2. You see someone you sorta-know-but-not-really, but you’re unfortunately not enough of strangers to completely ignore them, so you offer a tentative, “Hi. How are you?”
This is a problem because:
a. You don’t really care how they are. You’re just doing what you think is polite and less awkward than a complete shunning.
b. What if the person launches into a thorough explanation of how they are? Hey, you asked!
c. It’s a bit inconsiderate of you to ask without really caring about the explanation. Some pseudo-friend you are. Rude.
I propose the following alternatives:
a. Do the Little Rascals wave. Not familiar? Let me help you. Lift your right hand hand and place your wrist beneath your chin. Now wiggle your fingers while smirking, with crazy eyes if you are able to do so. I guarantee the person will shuffle right along.
b.  Say, “Hello. How are you?” in an accent that isn’t your own. You’ll likely still have to engage in the conversation, but it will be far more entertaining for both parties.
c.  Channel the White Rabbit from Alice in Wonderland. Pull out your watch and frantically murmur, “I’m late. I’m late. For a very important date. No time to say hello–goodbye!” Wow. I didn’t even need to look that up. Sad.

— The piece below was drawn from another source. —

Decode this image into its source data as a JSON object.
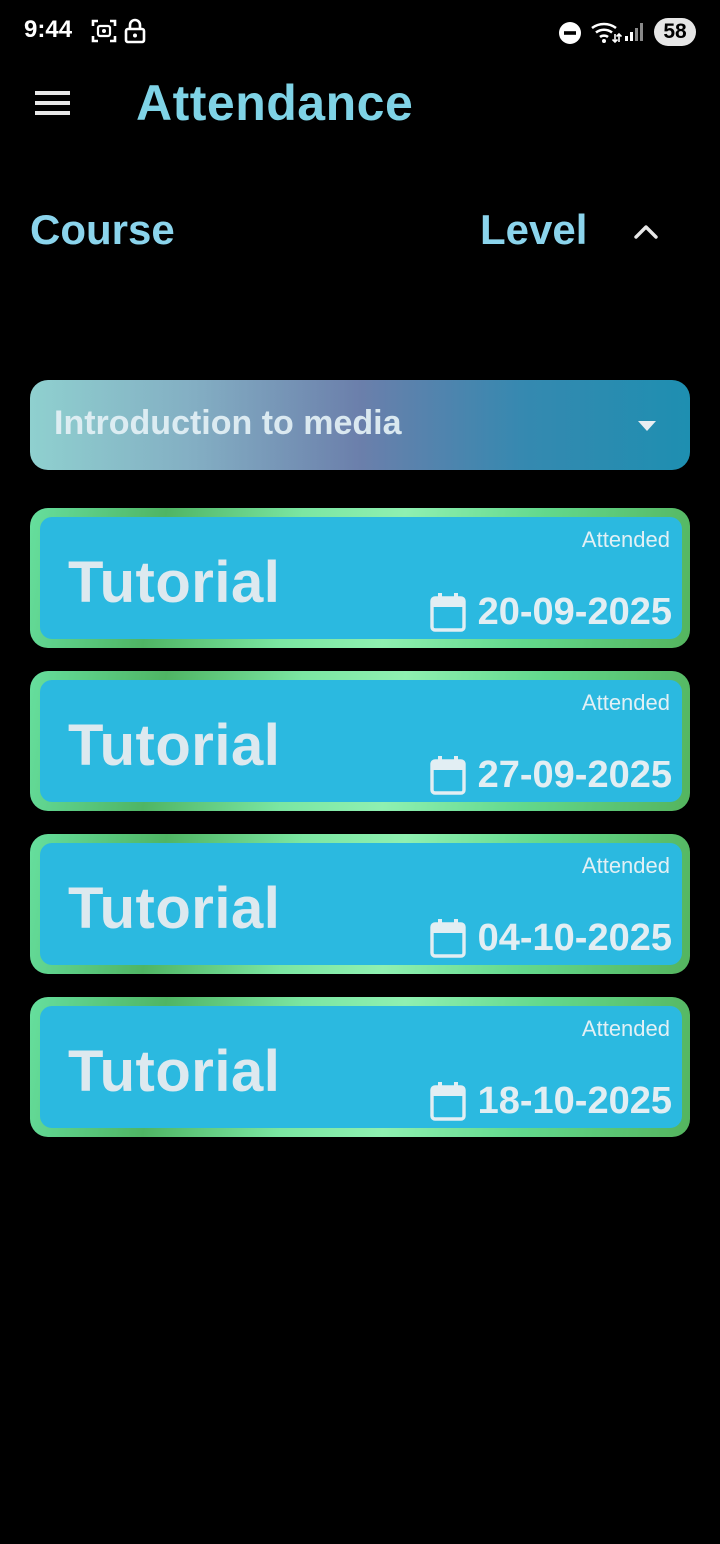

d. Warmly say hello and only ask how the person is if you genuinely care. Perhaps try to work on actually caring?

3. Someone has just offered you an insincere, “How are you?” and you reply with, “Good, you?”
This is poor because:
a. Lies. You sit on a throne of lies! You are wearing sweat pants tucked into Ugg boots and there’s peanut butter in your hair. You are not good. Or your standard of “good” has reached a pitiful low.
b.  That is the worst grammar of my life. You are never good. Well, perhaps. Never good.
c. You don’t care how they are. We’ve covered this.
I propose the following alternatives:
a. Have a quick spiel (can we talk about how weird that word is?) prepared for such occasions: “Just stockpiling canned goods and bottled water for the upcoming apocalypse!” “Finished my application for the upcoming season of The Bachelorette, so expect a Save-the-Date this time next year!” “Been eating Activia and taking my probiotics, so my digestive system and I are very happy!”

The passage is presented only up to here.